Yves Saint Laurent, Givenchy, Pierre Cardin… N'en jetez plus, la coupe est pleine et parfaitement brushée. Depuis qu'elle a quitté son salon de 67Ha pour s'installer en France en 2013, Kanto s'est taillé une place de choix dans les coulisses du luxe international. Son quotidien tient du grand écart permanent : le domicile de ses clientes fidèles d'un côté, les tapis rouges les plus courus de la planète de l'autre. « Mon métier me conduit à intervenir lors d'événements prestigieux tels que les Fashion Weeks, les défilés de grandes maisons françaises et internationales, les concours de beauté ou le Festival de Cannes », confie-t-elle, avec cette humilité presque déconcertante chez quelqu'un qui croise du beau monde à longueur d'année.
Diplômée d'un CAP et d'un Brevet Professionnel en 2017, Kantonarindra a appris son métier à Madagascar avant de l'exporter. Vingt ans après ses débuts, celle qui a d'abord dompté sa propre chevelure avant de dompter celle des plus grands mannequins travaille aujourd'hui en solo — un choix audacieux dans un univers où les stars se déplacent souvent avec toute une cour de stylistes, d'assistants et de portants à roulettes. « Je travaille seule », affirme-t-elle, sans détour. Un choix qui demande une organisation et une énergie considérables, mais qu'elle assume pleinement. « J'ai fait le choix de privilégier la qualité à la quantité, afin d'accorder à chaque personne le temps et l'attention qu'elle mérite. »
Et c'est précisément là que Kanto se distingue. Dans un secteur où le name-dropping est presque une seconde langue, elle reste étonnamment discrète. Elle a coiffé des personnalités de la mode, de la télévision, du cinéma, des concours de beauté et des réseaux sociaux — mais ne compte pas sur elle pour alimenter les gazettes.
« Il m'est arrivé à plusieurs reprises de coiffer des personnes très connues sans savoir qui elles étaient réellement. Quand je travaille, mon attention est entièrement tournée vers la personne qui me fait confiance, qu'elle soit connue ou non », souligne-t-elle, presque sévère sur ce point.

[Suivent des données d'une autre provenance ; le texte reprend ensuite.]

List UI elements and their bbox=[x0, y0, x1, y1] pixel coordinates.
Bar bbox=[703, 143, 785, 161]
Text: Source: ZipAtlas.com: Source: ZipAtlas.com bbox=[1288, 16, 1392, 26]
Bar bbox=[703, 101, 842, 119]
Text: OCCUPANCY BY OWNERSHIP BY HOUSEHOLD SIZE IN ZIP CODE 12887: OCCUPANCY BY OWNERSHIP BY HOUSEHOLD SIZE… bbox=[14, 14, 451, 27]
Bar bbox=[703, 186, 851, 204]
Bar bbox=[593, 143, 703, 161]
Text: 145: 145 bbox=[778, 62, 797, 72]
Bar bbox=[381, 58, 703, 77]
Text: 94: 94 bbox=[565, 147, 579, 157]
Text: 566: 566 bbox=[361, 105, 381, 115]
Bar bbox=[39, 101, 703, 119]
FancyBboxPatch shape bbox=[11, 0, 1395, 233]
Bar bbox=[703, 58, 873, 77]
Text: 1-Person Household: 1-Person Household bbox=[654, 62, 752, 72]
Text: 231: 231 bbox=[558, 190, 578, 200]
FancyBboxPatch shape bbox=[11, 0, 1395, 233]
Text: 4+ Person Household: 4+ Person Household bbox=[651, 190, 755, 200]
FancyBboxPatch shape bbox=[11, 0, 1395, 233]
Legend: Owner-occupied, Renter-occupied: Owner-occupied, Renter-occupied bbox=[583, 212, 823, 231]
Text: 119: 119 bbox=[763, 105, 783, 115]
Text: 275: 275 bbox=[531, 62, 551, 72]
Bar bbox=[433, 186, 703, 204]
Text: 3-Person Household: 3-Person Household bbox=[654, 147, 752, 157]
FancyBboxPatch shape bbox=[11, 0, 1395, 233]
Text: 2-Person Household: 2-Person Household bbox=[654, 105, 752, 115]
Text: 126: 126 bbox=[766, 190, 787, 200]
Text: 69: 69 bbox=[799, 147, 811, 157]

Derrière chaque coiffure, dit-elle, il y a une écoute, un brushing pensé pour révéler — jamais pour écraser — la beauté naturelle de chacune. Sa plus grande satisfaction : voir repartir une cliente avec le sourire, plus confiante qu'à son arrivée. « Pour moi, la coiffure est bien plus qu'un métier : c'est une vocation. »
Les expériences aux côtés de maisons comme Yves Saint Laurent, Givenchy ou Pierre Cardin restent, dit-elle, une source de gratitude immense — mais jamais une finalité. « Je continue d'apprendre, d'évoluer et de progresser chaque jour en donnant le meilleur de moi-même », conclut-elle avec ambition. Sa plus grande fierté reste de faire voyager le savoir-faire malgache sur la scène internationale. Les stars passent, les modes changent — le coup de peigne de Kanto, lui, reste impérial.